I have the joy and honor of serving as the personal bailiff to one of the greatest judges I’ve ever had the chance to meet. Often, our court is so busy, it is just him and me in the courtroom for staff. I am the court bailiff, clerk, reporter, and probation officer. I also create about 90% of the forms we use.
One day, we have one of our regular customers in. I became very familiar with the young man well before I ever met him. Not only have I frequently entered new warrants for his arrest in the state system, but I also have the frequent occasion to be the dispatcher answering radio calls from pursuits he’s lead, and frequently evaded, our officers on.
On this particular day, he knows he is going to be drug tested (by me), which includes me physically having to watch him pee into a cup, on the side of which is a thermometer strip. He pulls out what appears to be a normal male appendage and starts to free urine into the cup. Once he has filled the cup to the indicated line:
Me: “You can finish up, and then wash your hands and meet me in the courtroom.”
Something isn’t right. The temperature of the fluid is not body temperature, at least not a normal one. According to the thermal strip, the liquid is close to 106 degrees F. As an EMT, I know that this would usually be a fatal body temperature, or at the absolute easiest, the person would be so feverish that they would not be able to hold their legs beneath them to stand. What is even weirder are the results. Now, we’re talking about a kid, about seventeen or eighteen, and I know his drug of choice is weed. Well, he doesn’t test positive for weed.
After I get back into the courtroom, I seal the test kit in a bag — normally, I throw them away — write down some information in his case file, and hand it to the judge. When I do, the judge scratches his left inside wrist and then his right inside wrist, our code for “get ready to arrest.” The judge calls the kid up, and I have him stand almost behind the court reporter’s bench, so I can cut him off if he tries bolting on foot.
Judge: “Are you feeling well?”
Kid: “I feel fine.”
Judge: “Well, according to your test kit, you’re running a very high fever, and you tested positive for MDMA and methamphetamines.”
MDMA is also called ecstasy.
I s*** you not, the kid rolls his eyes, reaches into his pants, yanks pretty hard a couple of times, and brings out a male-appendage-shaped apparatus that has a small bladder attached with a locking mechanism keeping the fluid from leaking out.
He knew that such kits usually come back under temp, so he had it suspended in a half cup of coffee until he finally took it out and strapped it to his leg before entering the courtroom. The delicious irony is that he wasn’t careful who he got the urine sample from. All he asked was whether or not the donor had been smoking weed lately, not even thinking to ask about any other drugs.

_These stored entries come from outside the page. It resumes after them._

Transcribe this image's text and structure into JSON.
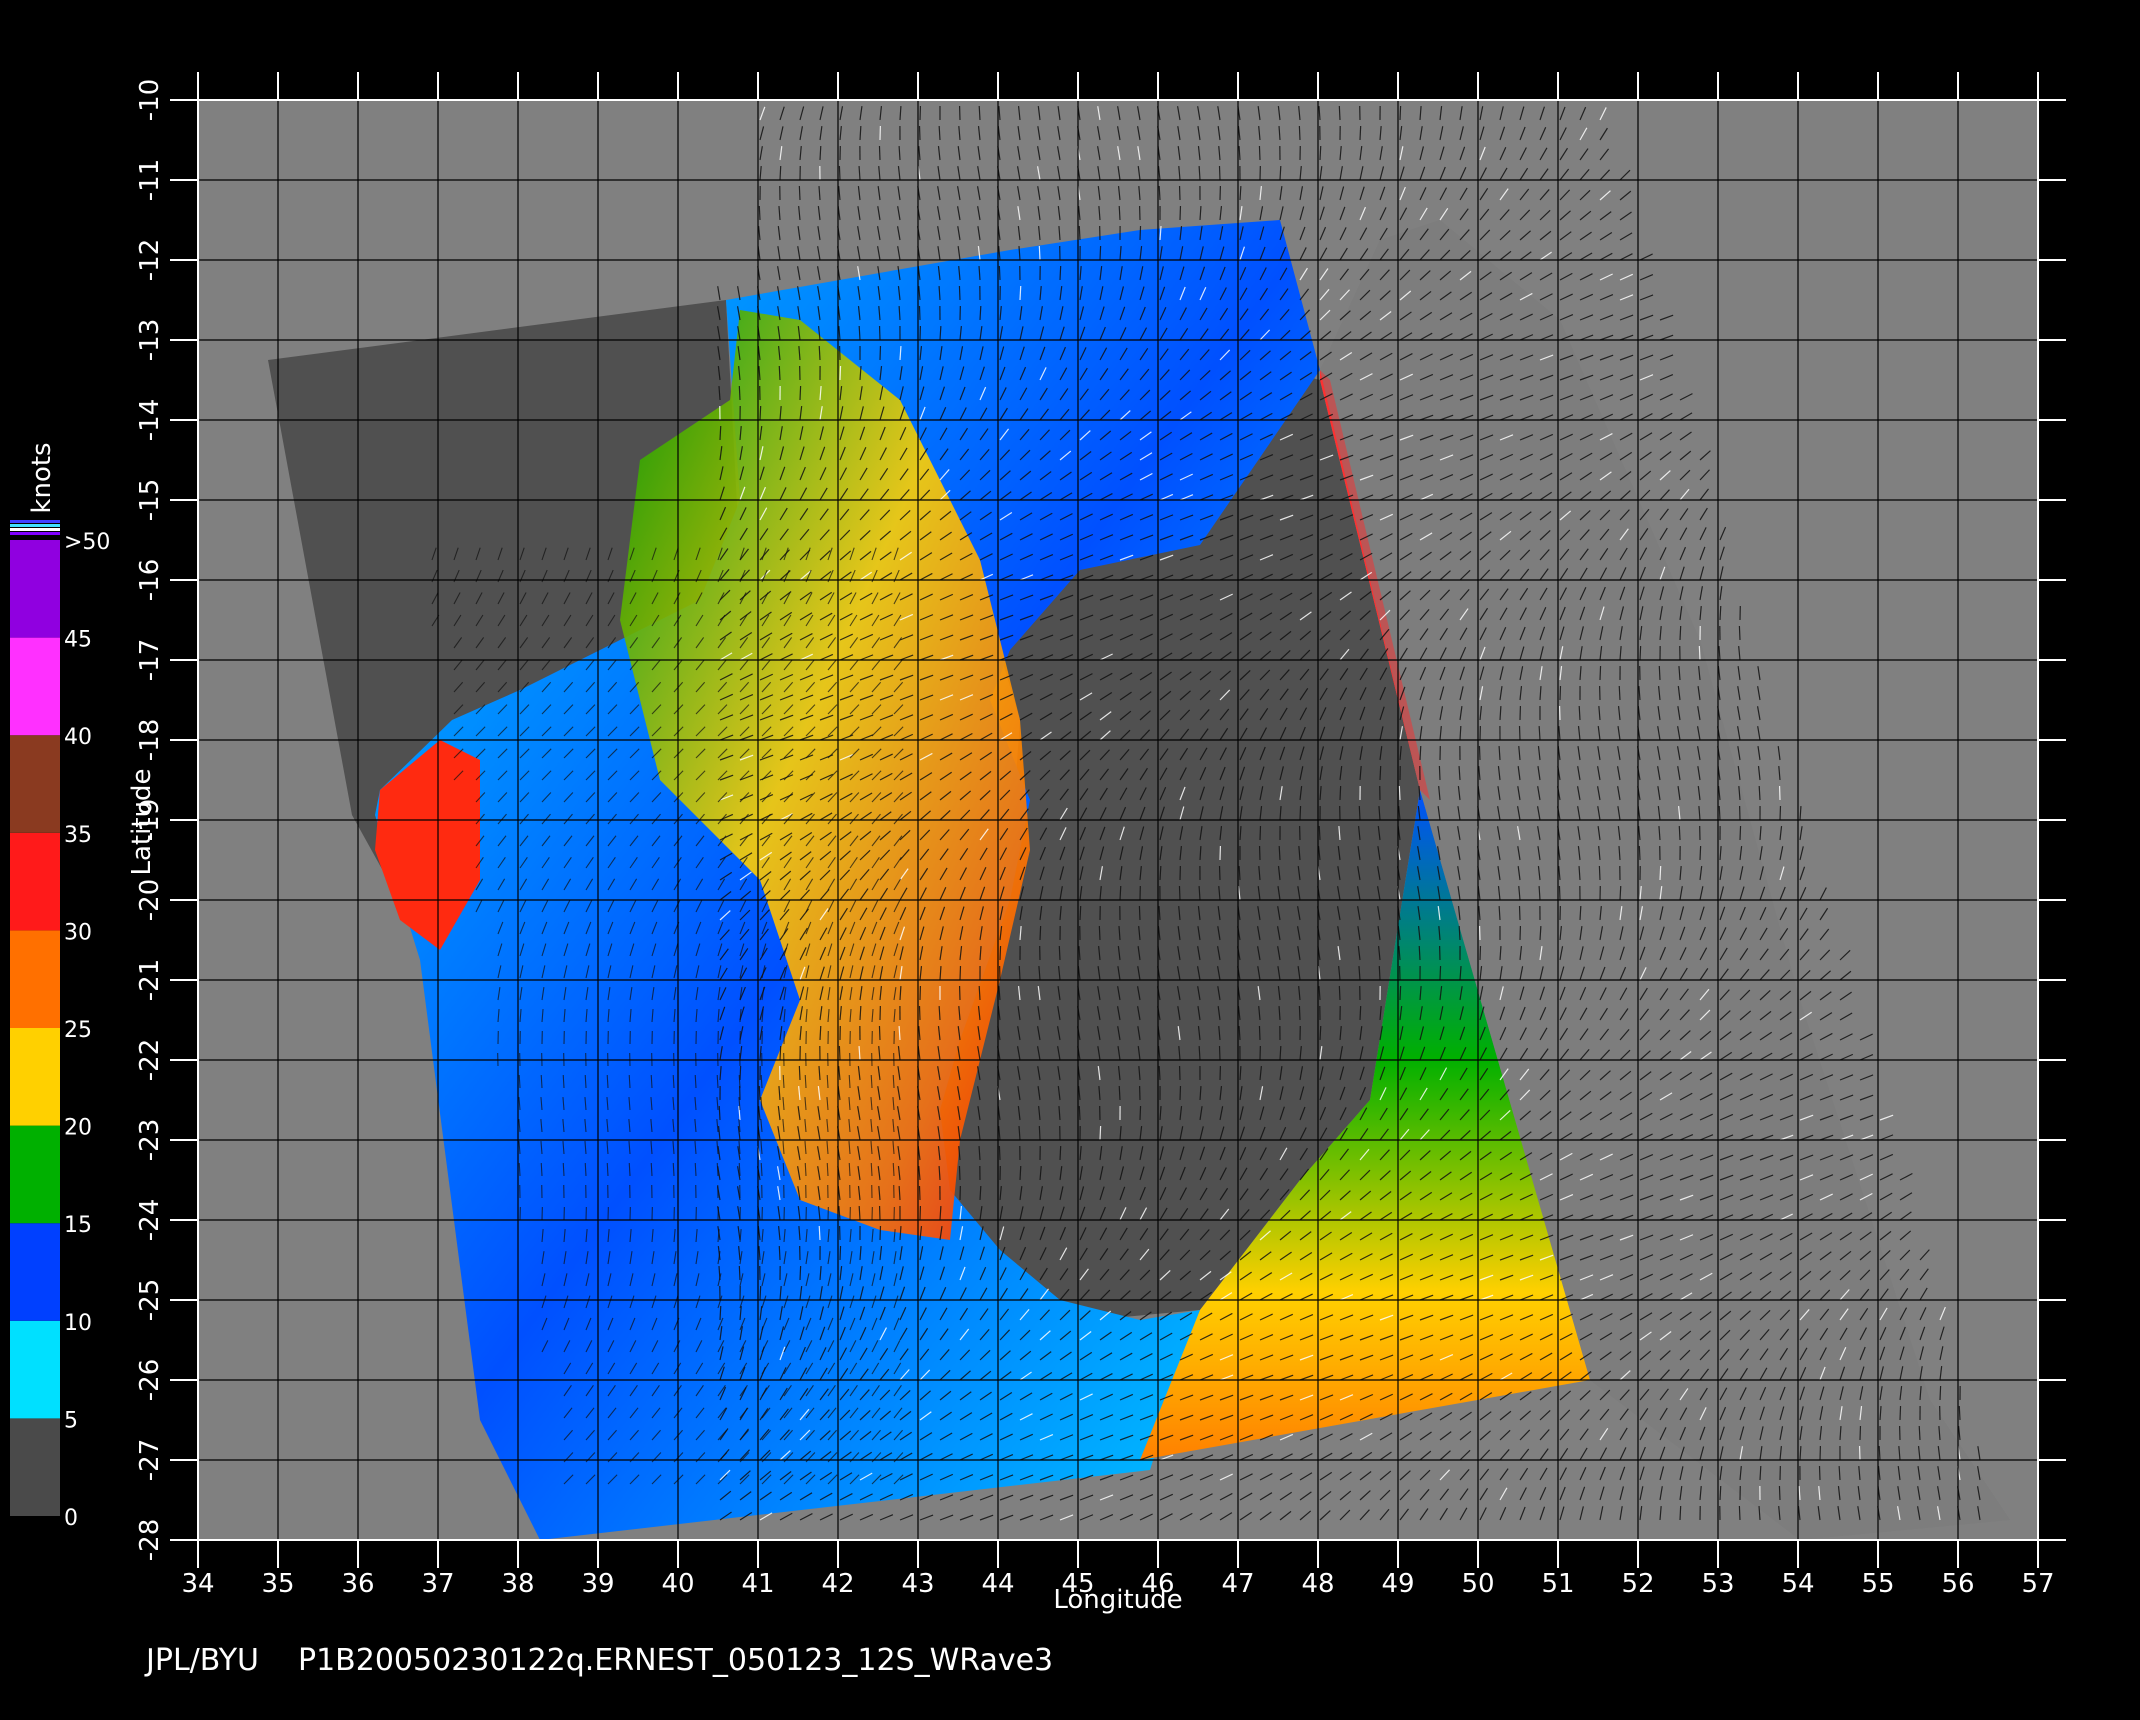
{
  "colors": {
    "background": "#000000",
    "outside_swath": "#808080",
    "land": "#505050",
    "grid": "#000000",
    "axis": "#ffffff",
    "wind_barb": "#111111"
  },
  "map": {
    "lon_range": [
      34,
      57
    ],
    "lat_range": [
      -28,
      -10
    ],
    "lon_ticks": [
      "34",
      "35",
      "36",
      "37",
      "38",
      "39",
      "40",
      "41",
      "42",
      "43",
      "44",
      "45",
      "46",
      "47",
      "48",
      "49",
      "50",
      "51",
      "52",
      "53",
      "54",
      "55",
      "56",
      "57"
    ],
    "lat_ticks": [
      "-10",
      "-11",
      "-12",
      "-13",
      "-14",
      "-15",
      "-16",
      "-17",
      "-18",
      "-19",
      "-20",
      "-21",
      "-22",
      "-23",
      "-24",
      "-25",
      "-26",
      "-27",
      "-28"
    ],
    "xlabel": "Longitude",
    "ylabel": "Latitude",
    "grid": true
  },
  "colorbar": {
    "unit": "knots",
    "labels": [
      ">50",
      "45",
      "40",
      "35",
      "30",
      "25",
      "20",
      "15",
      "10",
      "5",
      "0"
    ],
    "bands": [
      {
        "from": 0,
        "to": 5,
        "color": "#4a4a4a"
      },
      {
        "from": 5,
        "to": 10,
        "color": "#00e0ff"
      },
      {
        "from": 10,
        "to": 15,
        "color": "#0040ff"
      },
      {
        "from": 15,
        "to": 20,
        "color": "#00b000"
      },
      {
        "from": 20,
        "to": 25,
        "color": "#ffd000"
      },
      {
        "from": 25,
        "to": 30,
        "color": "#ff7000"
      },
      {
        "from": 30,
        "to": 35,
        "color": "#ff1a1a"
      },
      {
        "from": 35,
        "to": 40,
        "color": "#8a3a20"
      },
      {
        "from": 40,
        "to": 45,
        "color": "#ff30ff"
      },
      {
        "from": 45,
        "to": 50,
        "color": "#9000e0"
      }
    ]
  },
  "footer": {
    "source": "JPL/BYU",
    "filename": "P1B20050230122q.ERNEST_050123_12S_WRave3"
  }
}
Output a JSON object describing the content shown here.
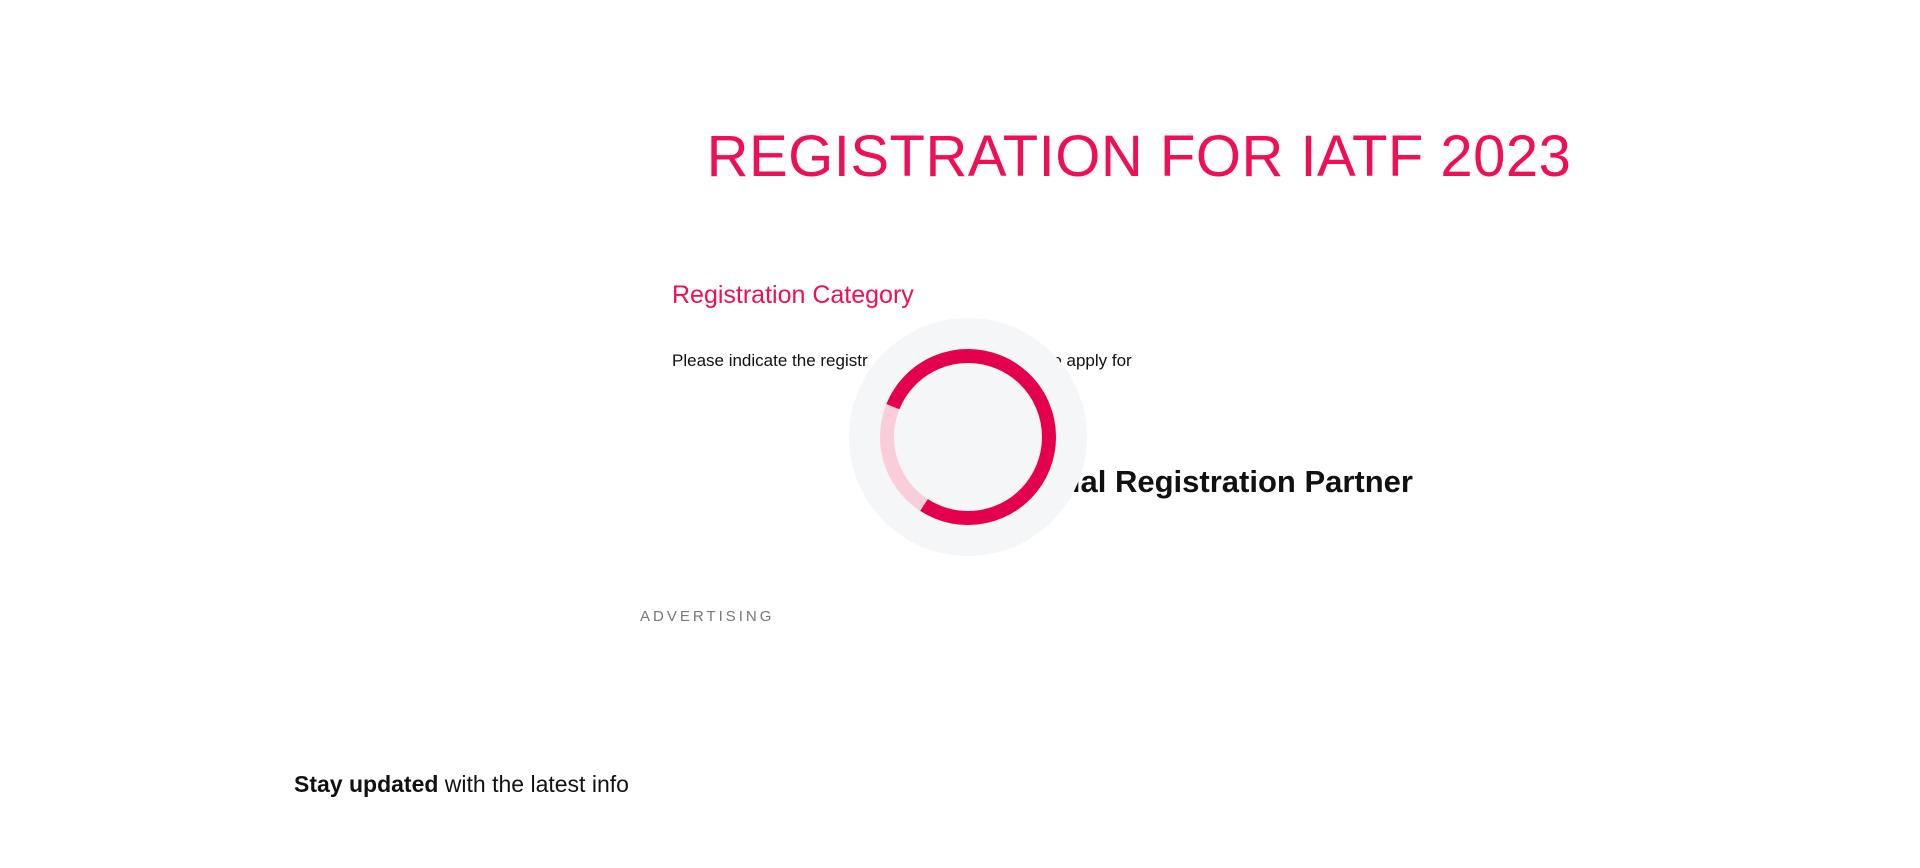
{
  "page": {
    "title": "REGISTRATION FOR IATF 2023"
  },
  "registration": {
    "section_title": "Registration Category",
    "instructions_visible_left": "Please indicate the registr",
    "instructions_visible_right": "to apply for"
  },
  "partner": {
    "heading_visible": "cial Registration Partner"
  },
  "advertising": {
    "label": "ADVERTISING"
  },
  "newsletter": {
    "lead_bold": "Stay updated",
    "lead_rest": " with the latest info"
  },
  "loading_spinner": {
    "icon": "loading-spinner-icon",
    "accent_color": "#e5004d",
    "track_color": "#f9cdd9",
    "background_color": "#f5f6f8",
    "progress_fraction": 0.78
  },
  "colors": {
    "brand": "#ee0f55",
    "text": "#111111",
    "muted": "#777777",
    "background": "#ffffff"
  }
}
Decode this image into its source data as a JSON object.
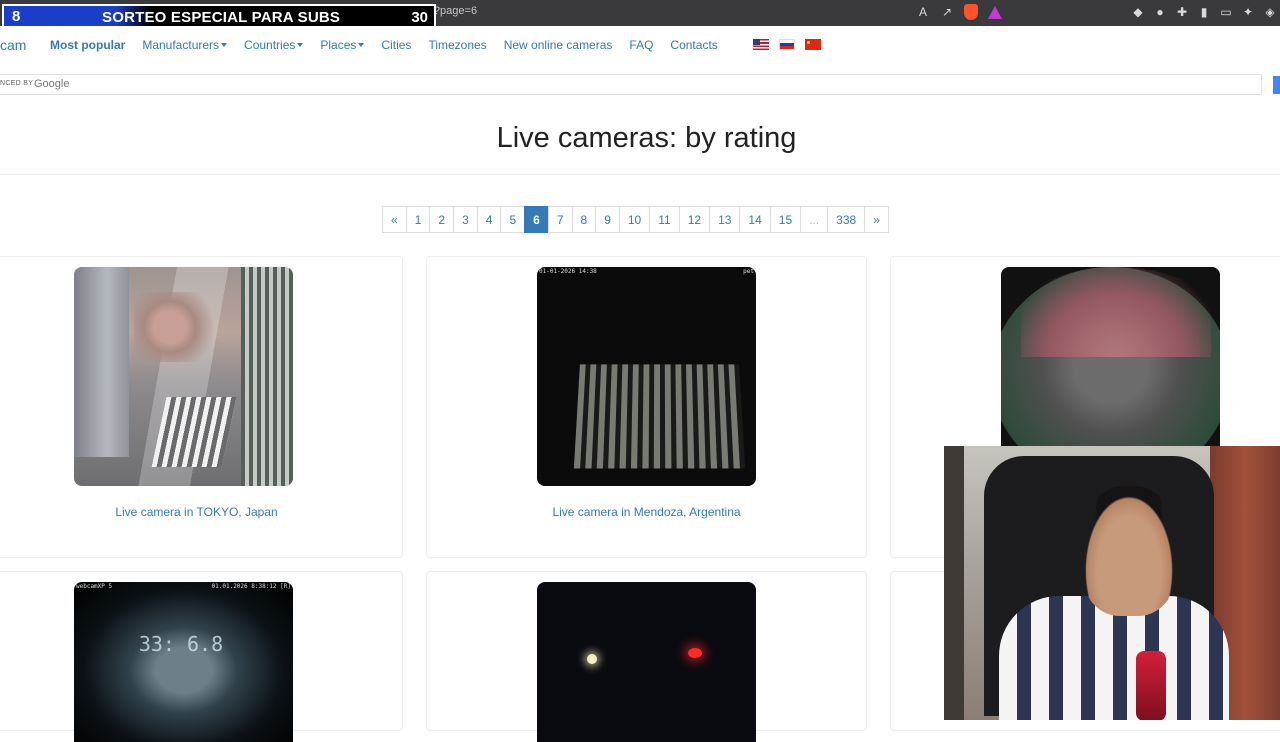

I take him into custody, glove up and take hold of the device he left sitting on the reporter’s bench, and take him to jail. I will tell the jail staff that charges are pending, but he is to be held on PC of probation violation.
On the way to the jail, I turn to him. He isn’t a bad looking kid, and he didn’t have a bad upbringing, so I say something he isn’t expecting.
Me: “You know, I’ve known about you and your exploits for like five years or so now, but I have one major question.”
Kid: “What’s that?”
Me: “Have you ever given any serious thought to doing something positive with your life?”
Kid: “What could someone like me do?”
I look him in the eye.
Me: “Dude, you’ve been doing it for over five years. On the horrible dirt roads we have in this county, you still drive ’em like you’re Dale Earnhardt. Seriously, kid, you should think about making an honest career as a racecar driver.”
He kind of laughed me off, but I was 100% deadly serious. The kid could drive. For him to drive so well he could evade multiple-car pursuits at high speed, on winding, poorly-maintained dirt roads, surely he’d be no match for an oval circuit. I even offered to put in a word for a local racing team, whose owner I knew.
Sadly, the kid never took me up on my offer and just sank further and further into the quagmire of the justice system, ultimately spending time in a state pen for his actions. I still maintain that he would have made one h*** of a racecar driver.
For clarification, he did not get put in jail for drug charges. He got put in jail for a probation violation on one of his high-speed pursuits. We can’t charge a person for testing positive for marijuana, except if it’s one of the terms of their probation with the court.